In other words this is one of the best metrics I have yet found for color
images. Just be sure to determine what images are line drawings first and
compare them separately using a much lower threshold. Lucky for us the
metric itself can be used to do the separation of images into
greyscale, or
linear color
image.
Suggestions welcome.
Matching images better
Miscellaneous notes and techniques I have either not tried or did not work
very well, for comparing larger images for more exact image matching.
Segmentation Color
As you can see many of the above metrics use a blur/median filter followed by
then color reduction techniques are basic attempts to simplify images to better
allow them to be classified. However the
Color
Quantization Operator is not really designed for this purpose. It's job
is to reduce colors so as to highlight the important details of the image.
For image comparison however we don't really want to highlight these features,
but highlight areas of comparative interest. This is the job of a related
color technique known segmentation...
ASIDE: from Leptonica: Image segmentation is the division of the image into
regions that have different properties.
This operator blocks out areas of similar colors removing the detail from
those areas. That what when you compare the to images you are comparing
areas, rather than low level details of the image.
IM implements a segmentation algorithm, "
-segment
", for its implementation
details see
SegmentImage().
Example:
convert logo: -median 10 -segment 1x1 \
+dither -scale 100x100\! segment_image.gif
One problem is that -segment is VERY slow, and it only seems to work for
larger images. Small images (like a rose: or a 100x100 scaled logo:) seems to
result in just a single color being produced. This may be a bug.
Of course you can still scale the image after segmenting it, as we did above.
that way you can store a larger number of images in memory to compare with
each other.
Also the resulting segmentation does not seem to work very well, when compared
to the image segmentation algorithm that Leptonica provides. See
Leptonica: Color
Segmentation.
However an alternative to the IM segmentation, is to miss-use the color
quantization function to find areas of similar color. Example:
convert logo: -scale 100x100\! -median 3 \
-quantize YIQ +dither -colors 3 segment_image.gif
The disadvantage is that -color limits the number of color areas that may be
present in an image, where segment tries to preserve similar areas, regardless
of how many areas are really present in the image (or at least that is what it
should do).
Colorless Edge Comparison
Image color is notoriously unreliable, particularly for cartoon like images.
Different users could quite easily recolor such images, add different colors
backgrounds, or even take a sketch and color it in.

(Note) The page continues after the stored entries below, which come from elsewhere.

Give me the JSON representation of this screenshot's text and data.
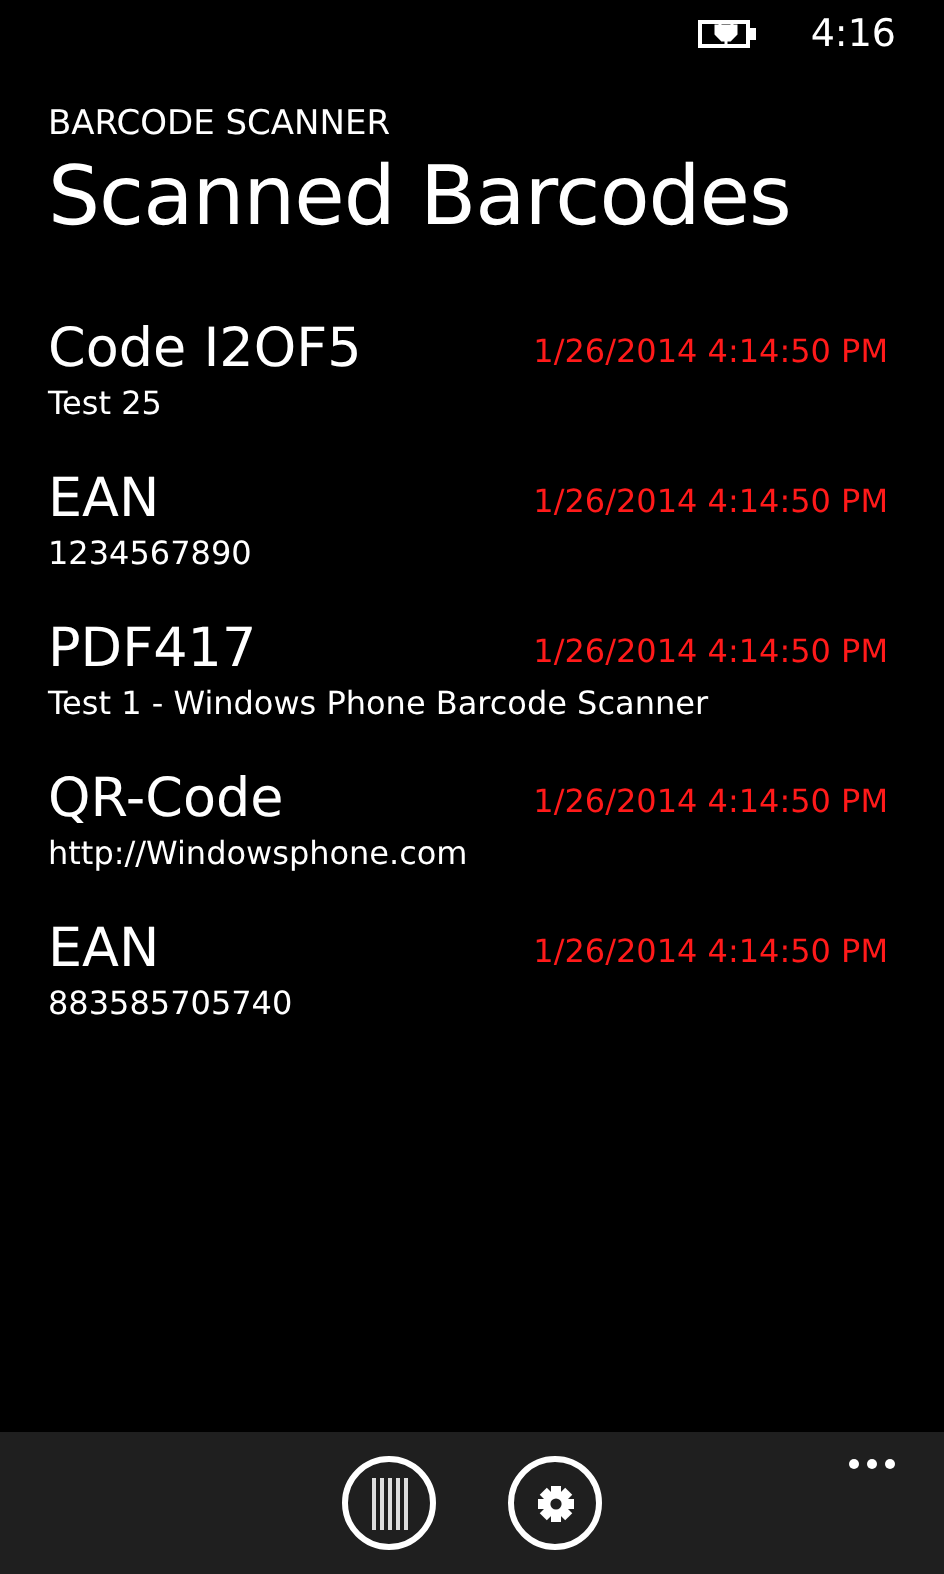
{
  "status_bar": {
    "time": "4:16"
  },
  "app_title": "BARCODE SCANNER",
  "page_title": "Scanned Barcodes",
  "items": [
    {
      "title": "Code I2OF5",
      "detail": "Test 25",
      "date": "1/26/2014 4:14:50 PM"
    },
    {
      "title": "EAN",
      "detail": "1234567890",
      "date": "1/26/2014 4:14:50 PM"
    },
    {
      "title": "PDF417",
      "detail": "Test 1 - Windows Phone Barcode Scanner",
      "date": "1/26/2014 4:14:50 PM"
    },
    {
      "title": "QR-Code",
      "detail": "http://Windowsphone.com",
      "date": "1/26/2014 4:14:50 PM"
    },
    {
      "title": "EAN",
      "detail": "883585705740",
      "date": "1/26/2014 4:14:50 PM"
    }
  ],
  "app_bar": {
    "buttons": [
      {
        "kind": "scan"
      },
      {
        "kind": "settings"
      }
    ]
  }
}
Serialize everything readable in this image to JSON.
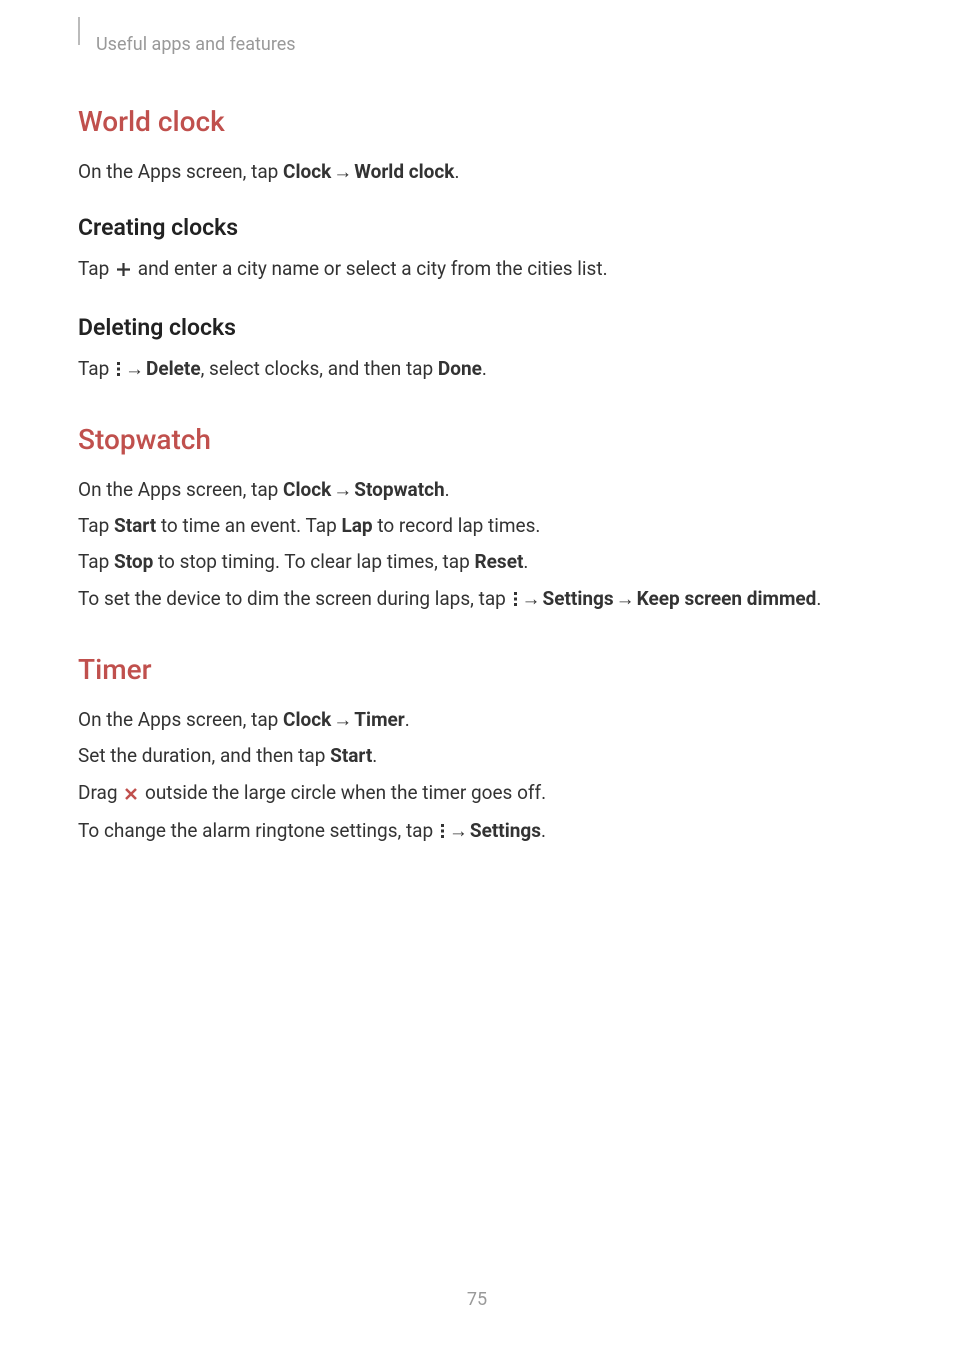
{
  "header": {
    "breadcrumb": "Useful apps and features"
  },
  "sections": {
    "worldClock": {
      "title": "World clock",
      "intro_pre": "On the Apps screen, tap ",
      "intro_bold1": "Clock",
      "intro_mid": " → ",
      "intro_bold2": "World clock",
      "intro_post": ".",
      "creating": {
        "title": "Creating clocks",
        "body_pre": "Tap ",
        "body_post": " and enter a city name or select a city from the cities list."
      },
      "deleting": {
        "title": "Deleting clocks",
        "body_pre": "Tap ",
        "body_mid1": " → ",
        "body_bold1": "Delete",
        "body_mid2": ", select clocks, and then tap ",
        "body_bold2": "Done",
        "body_post": "."
      }
    },
    "stopwatch": {
      "title": "Stopwatch",
      "line1_pre": "On the Apps screen, tap ",
      "line1_bold1": "Clock",
      "line1_mid": " → ",
      "line1_bold2": "Stopwatch",
      "line1_post": ".",
      "line2_pre": "Tap ",
      "line2_bold1": "Start",
      "line2_mid1": " to time an event. Tap ",
      "line2_bold2": "Lap",
      "line2_post": " to record lap times.",
      "line3_pre": "Tap ",
      "line3_bold1": "Stop",
      "line3_mid1": " to stop timing. To clear lap times, tap ",
      "line3_bold2": "Reset",
      "line3_post": ".",
      "line4_pre": "To set the device to dim the screen during laps, tap ",
      "line4_mid1": " → ",
      "line4_bold1": "Settings",
      "line4_mid2": " → ",
      "line4_bold2": "Keep screen dimmed",
      "line4_post": "."
    },
    "timer": {
      "title": "Timer",
      "line1_pre": "On the Apps screen, tap ",
      "line1_bold1": "Clock",
      "line1_mid": " → ",
      "line1_bold2": "Timer",
      "line1_post": ".",
      "line2_pre": "Set the duration, and then tap ",
      "line2_bold1": "Start",
      "line2_post": ".",
      "line3_pre": "Drag ",
      "line3_post": " outside the large circle when the timer goes off.",
      "line4_pre": "To change the alarm ringtone settings, tap ",
      "line4_mid": " → ",
      "line4_bold1": "Settings",
      "line4_post": "."
    }
  },
  "pageNumber": "75"
}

One way to match up such images is to some basic color reduction, as per
method above, but then rather than comparing images based on the resulting
color you perform an edge detection, and further processing so that only the
outlines of the most important color changes are used for the metrics and
comparison of the images.
For example...
convert logo: -scale 100x100\! -median 3 \
-quantize YIQ +dither -colors 3 -edge 1 \
-colorspace gray -blur 0x1 outline_image.gif
An alternative may be to use the -lat (Local Area threshold) for edge
detection, which may give you some better control...
convert logo: -scale 100x100\! -median 3 \
-quantize YIQ +dither -colors 3 \
-lat 3x3-5% -negate \
-colorspace gray -blur 0x1 outline_image.gif
Of course for comparing you would use a line drawing comparison method.
??? how would you compare line drawings in a workable way ???
Multiply images together and see if resulting image added or reduced the
intensity of the lines. Mis-Matching lines will become black.
Web Cameras
What has changed in fixed cameras
Under Construction
Walter Perry <gatorus13_AT_earthlink.net> reports...
The project I am working involves processing groups of 20 images sent from a
surveillance camera in response to the camera sensing motion. These cameras
are at remote locations and once they detect motion the images are sent to a
local server. Once at the local server, I want to be able to "filter" out
those images that do not contain what caused the event.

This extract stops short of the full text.